3 responses on “Why Consulting and Other Lists Don’t Work in Our Industry

  1. The worst kind of list is the one you have to pay to join. Every year we see directories of companies in life sciences and informatics, each claiming to increase your phone and web traffic. They’ll charge $500 each year to “keep your listing up to date”. I have no idea what this means, since it’s not like most companies change their phone numbers or web addresses every few months. And of course, these directories are also not used by anyone either! Might as well just light your $500 on fire and be done with it. 🙂

  2. I agree with Jeff. Paying to be on a list is absurd. List of vendors, consultants, products, etc. should be free and open and available for free distribution.

    Granted, I own the LIMSwiki site which has tons of lists, so I am biased, but I think they are pretty accurate and they are completely free and open to everyone: http://www.limswiki.org/index.php?title=Main_Page

    This site has a pretty comprehensive set of information broken down in various ways. Vendors do not pay to be on these lists and we have a wiki manager dedicated to researching information and citing it to make sure it is accurate and unbiased. We do not post information that is not cited and we do our best to ensure accuracy and completeness to the extent that public information is available.
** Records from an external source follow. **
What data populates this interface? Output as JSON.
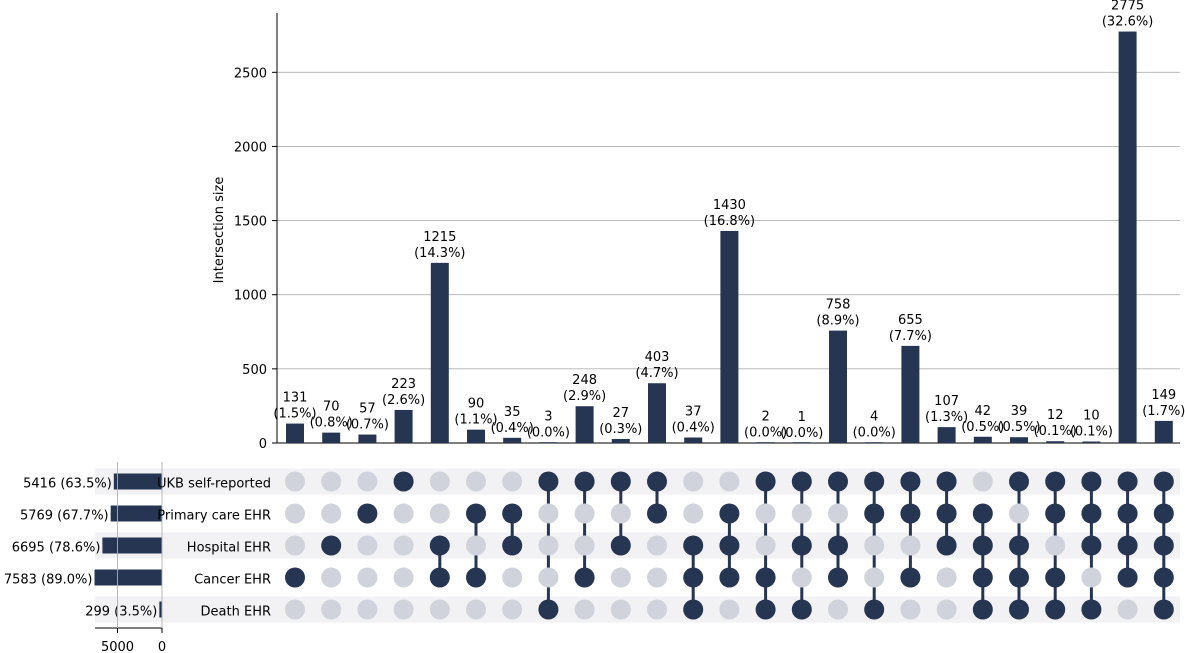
{
  "chart_data": {
    "type": "upset",
    "ylabel": "Intersection size",
    "ylim": [
      0,
      2900
    ],
    "yticks": [
      0,
      500,
      1000,
      1500,
      2000,
      2500
    ],
    "grid": true,
    "colors": {
      "bar": "#263552",
      "dot_active": "#263552",
      "dot_inactive": "#d0d3db",
      "row_band": "#f2f2f5",
      "grid": "#b0b0b0"
    },
    "sets": [
      {
        "name": "UKB self-reported",
        "size": 5416,
        "size_label": "5416 (63.5%)"
      },
      {
        "name": "Primary care EHR",
        "size": 5769,
        "size_label": "5769 (67.7%)"
      },
      {
        "name": "Hospital EHR",
        "size": 6695,
        "size_label": "6695 (78.6%)"
      },
      {
        "name": "Cancer EHR",
        "size": 7583,
        "size_label": "7583 (89.0%)"
      },
      {
        "name": "Death EHR",
        "size": 299,
        "size_label": "299 (3.5%)"
      }
    ],
    "set_size_ticks": [
      5000,
      0
    ],
    "set_size_xlim": [
      0,
      8500
    ],
    "intersections": [
      {
        "value": 131,
        "pct": "(1.5%)",
        "members": [
          3
        ]
      },
      {
        "value": 70,
        "pct": "(0.8%)",
        "members": [
          2
        ]
      },
      {
        "value": 57,
        "pct": "(0.7%)",
        "members": [
          1
        ]
      },
      {
        "value": 223,
        "pct": "(2.6%)",
        "members": [
          0
        ]
      },
      {
        "value": 1215,
        "pct": "(14.3%)",
        "members": [
          2,
          3
        ]
      },
      {
        "value": 90,
        "pct": "(1.1%)",
        "members": [
          1,
          3
        ]
      },
      {
        "value": 35,
        "pct": "(0.4%)",
        "members": [
          1,
          2
        ]
      },
      {
        "value": 3,
        "pct": "(0.0%)",
        "members": [
          0,
          4
        ]
      },
      {
        "value": 248,
        "pct": "(2.9%)",
        "members": [
          0,
          3
        ]
      },
      {
        "value": 27,
        "pct": "(0.3%)",
        "members": [
          0,
          2
        ]
      },
      {
        "value": 403,
        "pct": "(4.7%)",
        "members": [
          0,
          1
        ]
      },
      {
        "value": 37,
        "pct": "(0.4%)",
        "members": [
          2,
          3,
          4
        ]
      },
      {
        "value": 1430,
        "pct": "(16.8%)",
        "members": [
          1,
          2,
          3
        ]
      },
      {
        "value": 2,
        "pct": "(0.0%)",
        "members": [
          0,
          3,
          4
        ]
      },
      {
        "value": 1,
        "pct": "(0.0%)",
        "members": [
          0,
          2,
          4
        ]
      },
      {
        "value": 758,
        "pct": "(8.9%)",
        "members": [
          0,
          2,
          3
        ]
      },
      {
        "value": 4,
        "pct": "(0.0%)",
        "members": [
          0,
          1,
          4
        ]
      },
      {
        "value": 655,
        "pct": "(7.7%)",
        "members": [
          0,
          1,
          3
        ]
      },
      {
        "value": 107,
        "pct": "(1.3%)",
        "members": [
          0,
          1,
          2
        ]
      },
      {
        "value": 42,
        "pct": "(0.5%)",
        "members": [
          1,
          2,
          3,
          4
        ]
      },
      {
        "value": 39,
        "pct": "(0.5%)",
        "members": [
          0,
          2,
          3,
          4
        ]
      },
      {
        "value": 12,
        "pct": "(0.1%)",
        "members": [
          0,
          1,
          3,
          4
        ]
      },
      {
        "value": 10,
        "pct": "(0.1%)",
        "members": [
          0,
          1,
          2,
          4
        ]
      },
      {
        "value": 2775,
        "pct": "(32.6%)",
        "members": [
          0,
          1,
          2,
          3
        ]
      },
      {
        "value": 149,
        "pct": "(1.7%)",
        "members": [
          0,
          1,
          2,
          3,
          4
        ]
      }
    ]
  }
}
    • I think that paying to be on these lists is like the paid resume blasts that some companies offer job seekers. Many offer to blast the resume to many places for just $99. Most companies seem to require that you fill-out an on-line job application, so I can’t imagine the blasts ever reach a single person. I wouldn’t be surprised to find they end up in the spam filters. And, as of yet, have never heard of anyone finding a job that way.

      On the other hand, paying to be listed is different from paying for advertising. When you are merely listed somewhere, you can’t expect to be treated specially or to control what is shown about you but if you’re willing to pay for advertising then I think that the companies that pay those advertising fees should be given a freer reign in the information they can display.

      However, whether or not advertising dollars are dollars well-spent is an entirely different issue.